Le Botteghe. Le tante etichette de Il Mosto antico

Fermo, viale Trento Nunzi. Dove il bello e il buono si addizionano. E dove il bello è una enoteca ricavata dentro le medievali mura cittadine, e il buono è tutto quanto in essa è contenuto. Sto parlando del Mosto antico, un locale che vale la pena anche solo di visitare. Rosella Falcioni ne è la titolare. Il sorriso non manca mai. Buon biglietto da visita per clientele variopinte d’età e di gusti.

Apertura nel 1997. Insieme a Rosella c’è suo marito Fabrizio Splendiani che dà una mano nei ritagli di tempo. Entrambi sono appassionati di vino, buona cucina e buone abitudini alimentari.

L’interno dell’Enoteca

Anche le rispettive famiglie d’origine hanno a che fare con viticoltura, vigne e campi.
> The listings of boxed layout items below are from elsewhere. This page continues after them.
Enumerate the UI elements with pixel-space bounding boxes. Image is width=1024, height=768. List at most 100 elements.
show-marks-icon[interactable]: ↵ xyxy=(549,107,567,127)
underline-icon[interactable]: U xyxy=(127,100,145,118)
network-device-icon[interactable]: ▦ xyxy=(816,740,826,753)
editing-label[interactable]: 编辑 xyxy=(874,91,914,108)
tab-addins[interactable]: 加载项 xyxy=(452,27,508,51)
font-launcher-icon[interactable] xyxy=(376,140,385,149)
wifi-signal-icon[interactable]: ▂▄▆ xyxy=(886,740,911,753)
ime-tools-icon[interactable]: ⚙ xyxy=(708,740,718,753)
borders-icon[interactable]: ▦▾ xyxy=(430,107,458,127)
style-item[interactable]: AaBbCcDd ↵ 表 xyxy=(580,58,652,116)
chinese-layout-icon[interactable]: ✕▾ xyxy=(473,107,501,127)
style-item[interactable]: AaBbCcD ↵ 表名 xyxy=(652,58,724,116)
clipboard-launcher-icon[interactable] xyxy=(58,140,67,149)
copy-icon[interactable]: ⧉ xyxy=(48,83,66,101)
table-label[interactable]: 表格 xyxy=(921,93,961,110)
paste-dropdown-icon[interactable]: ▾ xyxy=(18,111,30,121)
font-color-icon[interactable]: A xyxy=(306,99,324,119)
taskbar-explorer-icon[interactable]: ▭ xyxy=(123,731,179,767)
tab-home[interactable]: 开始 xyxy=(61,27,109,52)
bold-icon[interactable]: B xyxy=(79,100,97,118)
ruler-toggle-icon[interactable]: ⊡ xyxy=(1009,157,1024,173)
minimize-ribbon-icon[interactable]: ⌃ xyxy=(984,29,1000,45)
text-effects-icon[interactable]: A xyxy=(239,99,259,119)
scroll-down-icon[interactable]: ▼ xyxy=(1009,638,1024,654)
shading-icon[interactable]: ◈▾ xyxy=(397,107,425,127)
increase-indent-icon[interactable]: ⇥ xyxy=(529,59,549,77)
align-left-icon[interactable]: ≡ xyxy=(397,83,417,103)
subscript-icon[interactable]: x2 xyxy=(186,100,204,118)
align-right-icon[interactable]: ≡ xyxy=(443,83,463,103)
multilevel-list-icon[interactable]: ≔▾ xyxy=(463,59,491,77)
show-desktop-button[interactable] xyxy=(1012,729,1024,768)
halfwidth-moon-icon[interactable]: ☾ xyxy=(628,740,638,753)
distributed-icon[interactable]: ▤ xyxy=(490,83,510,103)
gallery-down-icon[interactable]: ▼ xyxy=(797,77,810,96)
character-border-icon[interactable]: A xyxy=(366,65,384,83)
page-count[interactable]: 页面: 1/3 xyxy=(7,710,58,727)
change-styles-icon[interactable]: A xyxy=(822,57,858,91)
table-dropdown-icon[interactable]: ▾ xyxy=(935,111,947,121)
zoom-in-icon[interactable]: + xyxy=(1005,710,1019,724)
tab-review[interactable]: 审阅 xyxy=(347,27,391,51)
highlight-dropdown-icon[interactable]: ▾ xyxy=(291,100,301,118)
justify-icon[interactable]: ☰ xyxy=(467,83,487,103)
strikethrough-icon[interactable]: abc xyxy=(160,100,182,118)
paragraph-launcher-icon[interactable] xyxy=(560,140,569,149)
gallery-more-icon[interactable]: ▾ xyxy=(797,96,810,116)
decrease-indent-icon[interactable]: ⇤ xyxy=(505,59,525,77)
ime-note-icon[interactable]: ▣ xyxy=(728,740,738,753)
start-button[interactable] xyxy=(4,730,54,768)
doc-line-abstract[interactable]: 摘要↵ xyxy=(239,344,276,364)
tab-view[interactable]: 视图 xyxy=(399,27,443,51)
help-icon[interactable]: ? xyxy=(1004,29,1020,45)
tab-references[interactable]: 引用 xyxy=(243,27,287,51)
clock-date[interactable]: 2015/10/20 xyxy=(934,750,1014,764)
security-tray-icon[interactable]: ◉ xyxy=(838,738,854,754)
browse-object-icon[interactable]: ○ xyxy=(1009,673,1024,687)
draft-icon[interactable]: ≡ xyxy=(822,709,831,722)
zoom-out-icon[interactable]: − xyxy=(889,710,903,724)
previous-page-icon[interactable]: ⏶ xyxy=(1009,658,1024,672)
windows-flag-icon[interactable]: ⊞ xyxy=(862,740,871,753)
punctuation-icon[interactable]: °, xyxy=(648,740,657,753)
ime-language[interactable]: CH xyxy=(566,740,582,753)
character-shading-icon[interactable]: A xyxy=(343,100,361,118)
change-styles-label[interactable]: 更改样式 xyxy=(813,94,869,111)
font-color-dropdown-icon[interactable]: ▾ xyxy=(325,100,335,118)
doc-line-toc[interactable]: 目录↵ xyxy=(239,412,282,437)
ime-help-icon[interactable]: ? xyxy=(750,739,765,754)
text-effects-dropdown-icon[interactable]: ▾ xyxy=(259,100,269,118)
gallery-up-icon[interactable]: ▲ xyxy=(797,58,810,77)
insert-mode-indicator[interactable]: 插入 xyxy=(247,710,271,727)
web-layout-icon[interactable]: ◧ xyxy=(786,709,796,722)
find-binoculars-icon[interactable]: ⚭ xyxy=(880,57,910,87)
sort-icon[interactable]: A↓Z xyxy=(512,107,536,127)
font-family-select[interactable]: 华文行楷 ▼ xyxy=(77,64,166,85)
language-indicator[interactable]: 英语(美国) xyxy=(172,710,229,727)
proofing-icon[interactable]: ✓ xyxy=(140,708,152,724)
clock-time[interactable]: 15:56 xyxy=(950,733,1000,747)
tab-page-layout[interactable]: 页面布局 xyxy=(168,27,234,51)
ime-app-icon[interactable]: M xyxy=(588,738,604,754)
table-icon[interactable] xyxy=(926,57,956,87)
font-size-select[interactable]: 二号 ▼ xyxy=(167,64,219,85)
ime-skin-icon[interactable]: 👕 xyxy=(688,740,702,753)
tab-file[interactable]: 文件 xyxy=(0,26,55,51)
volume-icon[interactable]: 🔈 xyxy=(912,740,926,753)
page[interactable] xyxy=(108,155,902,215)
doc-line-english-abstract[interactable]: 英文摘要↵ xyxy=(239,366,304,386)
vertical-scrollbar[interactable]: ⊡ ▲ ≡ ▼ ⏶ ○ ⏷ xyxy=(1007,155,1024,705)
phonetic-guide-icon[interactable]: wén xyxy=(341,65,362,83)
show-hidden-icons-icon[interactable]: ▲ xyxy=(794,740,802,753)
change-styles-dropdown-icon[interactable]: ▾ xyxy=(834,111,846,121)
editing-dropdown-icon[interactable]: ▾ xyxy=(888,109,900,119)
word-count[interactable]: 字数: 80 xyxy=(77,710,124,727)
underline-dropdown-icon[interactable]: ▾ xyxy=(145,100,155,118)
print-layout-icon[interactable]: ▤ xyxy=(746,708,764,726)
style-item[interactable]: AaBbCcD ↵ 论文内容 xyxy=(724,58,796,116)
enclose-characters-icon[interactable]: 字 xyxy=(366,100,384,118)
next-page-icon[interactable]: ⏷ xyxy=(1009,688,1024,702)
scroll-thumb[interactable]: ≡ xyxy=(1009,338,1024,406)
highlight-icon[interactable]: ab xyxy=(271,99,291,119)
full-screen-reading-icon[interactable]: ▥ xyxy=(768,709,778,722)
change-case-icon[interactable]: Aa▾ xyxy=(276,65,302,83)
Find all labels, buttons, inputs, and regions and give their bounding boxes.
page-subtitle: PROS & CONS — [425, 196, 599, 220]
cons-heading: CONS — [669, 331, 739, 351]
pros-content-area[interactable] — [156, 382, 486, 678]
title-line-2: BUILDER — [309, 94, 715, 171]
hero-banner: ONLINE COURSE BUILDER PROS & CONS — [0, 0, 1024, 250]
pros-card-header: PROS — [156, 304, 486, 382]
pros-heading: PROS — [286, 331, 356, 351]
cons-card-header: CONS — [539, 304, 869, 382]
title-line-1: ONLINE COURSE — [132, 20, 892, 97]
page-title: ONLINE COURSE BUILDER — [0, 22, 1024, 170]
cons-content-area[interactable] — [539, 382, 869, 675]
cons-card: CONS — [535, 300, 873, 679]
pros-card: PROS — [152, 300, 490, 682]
L’idea iniziale era quella di aprire un punto vendita di vino sfuso. Magari con qualche cantina, non troppe però. A Fermo, un negozio del genere mancava, contrariamente ad Ascoli Piceno da dove Rosella proviene. I tempi sembravano giusti. I vini marchigiani iniziavano a farsi conoscere. La richiesta c’era. La scommessa non era del tutto aleatoria. Dunque, si parte. L’inizio è con una sola cantina, quella dei Colli Ripani di Ripatransone. La risposta non si fa attendere. E, come sempre, si fa un altro passo. Altre cantine, altre proposte. Allo sfuso si aggiunge la bottiglia. Arrivano le cantine Belisario di Matelica, San Filippo di Offida, Ciù Ciù sempre di Offida.

Oggi le etichette presenti al Mosto antico sono numerose. «La cultura del vino è cresciuta di molto. È aumentata la ricerca» fa notare la titolare «e anche per il vino sfuso si va a caccia di qualità».

I titolari

Senza dire poi del biologico la cui vendita è raddoppiata. I giovani sono i più curiosi, «vengono, chiedono, si informano». C’è poi la moda. Eh sì, opera anche in questo campo. «C’è stata tempo fa una impennata per Passerina e Pecorino, mentre il Rosso Conero andava giù. Prima ancora i gusti si orientavano verso il Verdicchio, Greco di tufo, poi verso il Falerio. Attualmente c’è richiesta nuovamente di Verdicchio». Le spiegazioni sono diverse, vanno dalle degustazioni in cantina e ristorante agli articoli sui giornali.

Come è andata la vendita in questi ultimi anni? «Per quanto riguarda il vino sfuso – spiega Rosella – la vendita è continua. Per le bottiglie importanti bisogna attendere le festività tradizionali: Natale, Pasqua, o altri avvenimenti significativi». Il vino più costoso del Mosto Antico? «Una riserva Amarone».

L’enoteca è andata anche oltre. Accanto ai vini fanno bella mostra i migliori distillati: i vhisky, le grappe e i rum. Anche qui le mode non mancano. «Tempo addietro – spiega la titolare – era il rum a tener banco, oggi stanno tornando in forza le grappe».

Per chiudere il cerchio del buon gusto, il Mosto antico ha aperto gli scaffali anche al settore dolciario, e sempre con attenzione alla qualità. Si va dal cioccolato Venchi, Baratti & Milano, alla cioccolateria MIV di Ostra. E per Pasqua ci si sta già attrezzando con le colombe Fiasconaro. Senza scordare le marmellate di Nonna Maria e il Miele Colibazzi.

Gran gusto, dunque, al Mosto antico.